Joe Lambert is owner and chief engineer of Joe Lambert Mastering (JLM) in Brooklyn, NY. To send Joe your question and visit JLM, go to http://www.joelambertmastering.com.

  • This is a rather poor, confused explanation. Sample rate is the “amount of information recorded per second”. Bit rate is the resolution, “height” or value of those samples.

  • Joe

    It’s easy to give a definition of something today. I often get this question from new clients and once they are given that sometimes it’s helpful enough for them to really understand. So I am trying to give a little different way of how you may look at it and hopefully help someone understand how this is effecting what you’re recording. Thanks for your comment, I’ll use this to inspire next months article which will now have to be sample rate ; ) Thanks, J

  • Lance Riley

    I sorta had a similar comment, I tend to record most music at 24bit and 88.2k for the reason that you mention above
    “the more detail we have to start with, the more you will end up with in
    the final product regardless of the end format”
    Since hard drive space is so cheap I’m leaning on doing more recording at 96k.
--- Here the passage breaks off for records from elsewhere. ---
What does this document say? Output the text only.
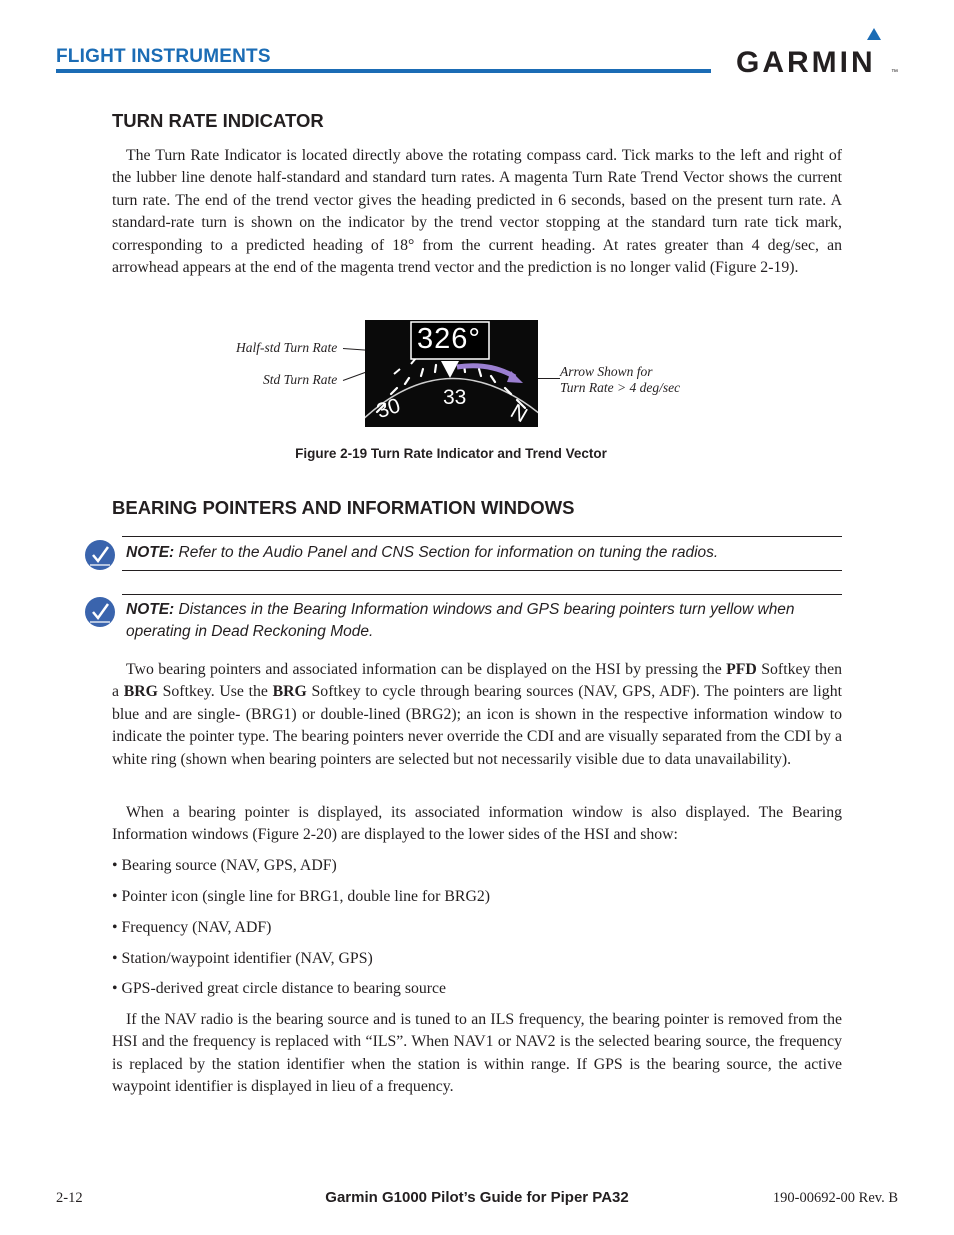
FLIGHT INSTRUMENTS	GARMIN ™
TURN RATE INDICATOR

The Turn Rate Indicator is located directly above the rotating compass card. Tick marks to the left and right of the lubber line denote half-standard and standard turn rates. A magenta Turn Rate Trend Vector shows the current turn rate. The end of the trend vector gives the heading predicted in 6 seconds, based on the present turn rate. A standard-rate turn is shown on the indicator by the trend vector stopping at the standard turn rate tick mark, corresponding to a predicted heading of 18° from the current heading. At rates greater than 4 deg/sec, an arrowhead appears at the end of the magenta trend vector and the prediction is no longer valid (Figure 2-19).

Half-std Turn Rate
Std Turn Rate
Arrow Shown for
Turn Rate > 4 deg/sec
326°
30 33
N
Figure 2-19 Turn Rate Indicator and Trend Vector
BEARING POINTERS AND INFORMATION WINDOWS
NOTE: Refer to the Audio Panel and CNS Section for information on tuning the radios.
NOTE: Distances in the Bearing Information windows and GPS bearing pointers turn yellow when operating in Dead Reckoning Mode.

Two bearing pointers and associated information can be displayed on the HSI by pressing the PFD Softkey then a BRG Softkey. Use the BRG Softkey to cycle through bearing sources (NAV, GPS, ADF). The pointers are light blue and are single- (BRG1) or double-lined (BRG2); an icon is shown in the respective information window to indicate the pointer type. The bearing pointers never override the CDI and are visually separated from the CDI by a white ring (shown when bearing pointers are selected but not necessarily visible due to data unavailability).

When a bearing pointer is displayed, its associated information window is also displayed. The Bearing Information windows (Figure 2-20) are displayed to the lower sides of the HSI and show:

• Bearing source (NAV, GPS, ADF)
• Pointer icon (single line for BRG1, double line for BRG2)
• Frequency (NAV, ADF)
• Station/waypoint identifier (NAV, GPS)
• GPS-derived great circle distance to bearing source

If the NAV radio is the bearing source and is tuned to an ILS frequency, the bearing pointer is removed from the HSI and the frequency is replaced with “ILS”. When NAV1 or NAV2 is the selected bearing source, the frequency is replaced by the station identifier when the station is within range. If GPS is the bearing source, the active waypoint identifier is displayed in lieu of a frequency.

2-12	Garmin G1000 Pilot’s Guide for Piper PA32	190-00692-00 Rev. B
I hear engineers say though that converting from 96k to 44.1 for a CD master is worse than converting from 88.2 if your using digital conversion, my understanding it that if the digital converter has good filtering like most do at this point the 96k is technically better using the same converters.

    Joe, I’d be interested in hearing your thoughts.

  • Just a recordist

    think of sampling rate as time resolution and bit-depth as amplitude resolution. With 24 bit there is truly, as you state, a greater dynamic range to play with (with the noise floor lower). This is especially useful for recording highly dynamic instruments (and voices) if you don’t want to do any ‘pre-tape’ signal processing…you can give yourself probably up to 15-20 db of headroom without worrying about the signal becoming noisy (of course depending on whatever else you’re mixing in)…now if you could have a meaningful discussion of dithering as it relates to this, that might be more useful

  • audio guy

    Actually, “bit rate” is not the resolution. “bit rate” is a term cooked up to indicate the amount of bandwidth required to transmit information. You see MP3 compression “quality” given in terms of bit rate because a lower bit rate means it takes less time to download the file.

    The number of bits in a sample is called the word length (and please, not “bit depth”). For audio, it determines how finely you can resolve the signal in amplitude. It does _not_ determine the absolute amplitude (“height”) of the signal; that’s actually set by the converter voltage reference. So a 16-bit sample with value 0x7FFF (signed math, for those paying attention) will give you 0 dBFS out, where 0 dBFS is the voltage reference minus one LSb. 0x3FFF is half that, or -6 dBFS, or the reference / 2. If you are using 24-bit words, then 0 dBFS is 0x7FFFFF and -6 dBFS is 0x3FFFFF, and again you get the same voltages as with the 16-bit word. It’s just that there’s a lower-significance byte in the 24-bit word which you don’t get with the 16-bit word, so you can get the gradations between, say, 0x3FFF00 and 0x3FFF80 or whatever.

    Yes, world length determines dynamic range, but you get the benefit of it at the bottom end, not at the top.

    Sample rate of course tells you how many words per second in your sampled audio, and this is independent of word length.

    FWIW, the bit rate of 44.1 kHz 16-bit stereo audio is 44100 * 16 * 2 = 1.4112 Mbps. For stereo 24-bit 96 kHz audio, the bit rate is 4.608 Mbps.